Look at the results for the following categories:

Engineers
Chemists
Physicists
Mathematicians
Computer Scientists

If you would like to make students ready for Collegiate Science classes, check out the .pdf here.

It turns out that Collegiate instructors find the baloney math ideas pushed over the last two decades have had a particularly damaging effect.

We now graduate the smallest number of engineers of any time in the last 30 years and the trend is downward yet. When I spoke to the engineering person at UW Bothell of over 20 students beginning training in engineering only 2 were recent high school graduates.

Check the Math Computation skills Graph on this page of the linked report.

Absolutely shocking that the same math folks from the "Bergeson era" are still at OSPI and worse OSPI and SBE leaders continue to listen to OSPI Math Folks' NO POSITIVE RESULTS math recommendations.
===================

Check out Sudhakar's post on ONE MILLION Engineers

==========

I've got no problem with sound effective efficient Integrated Math instruction programs like Singapore uses.

Most of the USA's Integrated Math programs came from NSF/EHR grants and have produced the current math meltdown for so many students.
==========

Education should be much more than employment preparation but the lack of emphasis on content in far too many public schools is often disabling.

Core Knowledge Foundation is fighting against continued destruction of academic content and skills.
Sahila said…
you miss my point, Dan... the author of the blog you linked to blamed "math reform" on progressives, when how best to teach math has been an issue for more than 200 years and that the best minds in the field in the 19th Century decided that the best way was an amalgam of the two pathways - intuitive and formal, intellectual and experiential...

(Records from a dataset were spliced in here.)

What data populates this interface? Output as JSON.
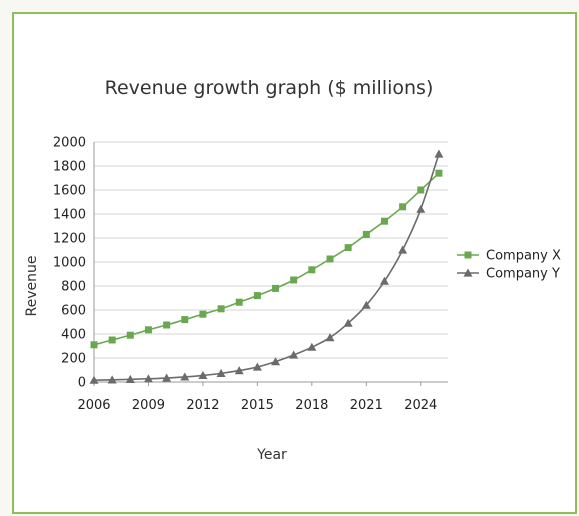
{
  "chart_data": {
    "type": "line",
    "title": "Revenue growth graph ($ millions)",
    "xlabel": "Year",
    "ylabel": "Revenue",
    "xlim": [
      2006,
      2025.5
    ],
    "ylim": [
      0,
      2000
    ],
    "x_ticks": [
      2006,
      2009,
      2012,
      2015,
      2018,
      2021,
      2024
    ],
    "x_tick_labels": [
      "2006",
      "2009",
      "2012",
      "2015",
      "2018",
      "2021",
      "2024"
    ],
    "y_ticks": [
      0,
      200,
      400,
      600,
      800,
      1000,
      1200,
      1400,
      1600,
      1800,
      2000
    ],
    "y_tick_labels": [
      "0",
      "200",
      "400",
      "600",
      "800",
      "1000",
      "1200",
      "1400",
      "1600",
      "1800",
      "2000"
    ],
    "grid": true,
    "legend_position": "right",
    "x": [
      2006,
      2007,
      2008,
      2009,
      2010,
      2011,
      2012,
      2013,
      2014,
      2015,
      2016,
      2017,
      2018,
      2019,
      2020,
      2021,
      2022,
      2023,
      2024,
      2025
    ],
    "series": [
      {
        "name": "Company X",
        "color": "#6aa84f",
        "marker": "square",
        "values": [
          310,
          350,
          390,
          435,
          475,
          520,
          565,
          610,
          665,
          720,
          780,
          850,
          935,
          1025,
          1120,
          1230,
          1340,
          1460,
          1600,
          1740
        ]
      },
      {
        "name": "Company Y",
        "color": "#6b6b6b",
        "marker": "triangle",
        "values": [
          15,
          18,
          22,
          27,
          33,
          42,
          55,
          72,
          95,
          125,
          170,
          225,
          290,
          370,
          490,
          640,
          840,
          1100,
          1440,
          1900
        ]
      }
    ]
  }
}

It would be so cool if we could get to an "and/also" place, where everyone gets to succeed, rather than this "either/or" place where some people have to be losers...

The single path you advocate will still have losers on it...
dan dempsey said…
I hardly advocate a single path. Currently for most there is no productive path.

I am appalled at the Core-24 thrust of Advanced Algebra for all .. which has undergone some modification but still is nonsense.
Thanks for your comment wsnorth.

I wish more people understood your point. The Seattle Times editorial board sure doesn't.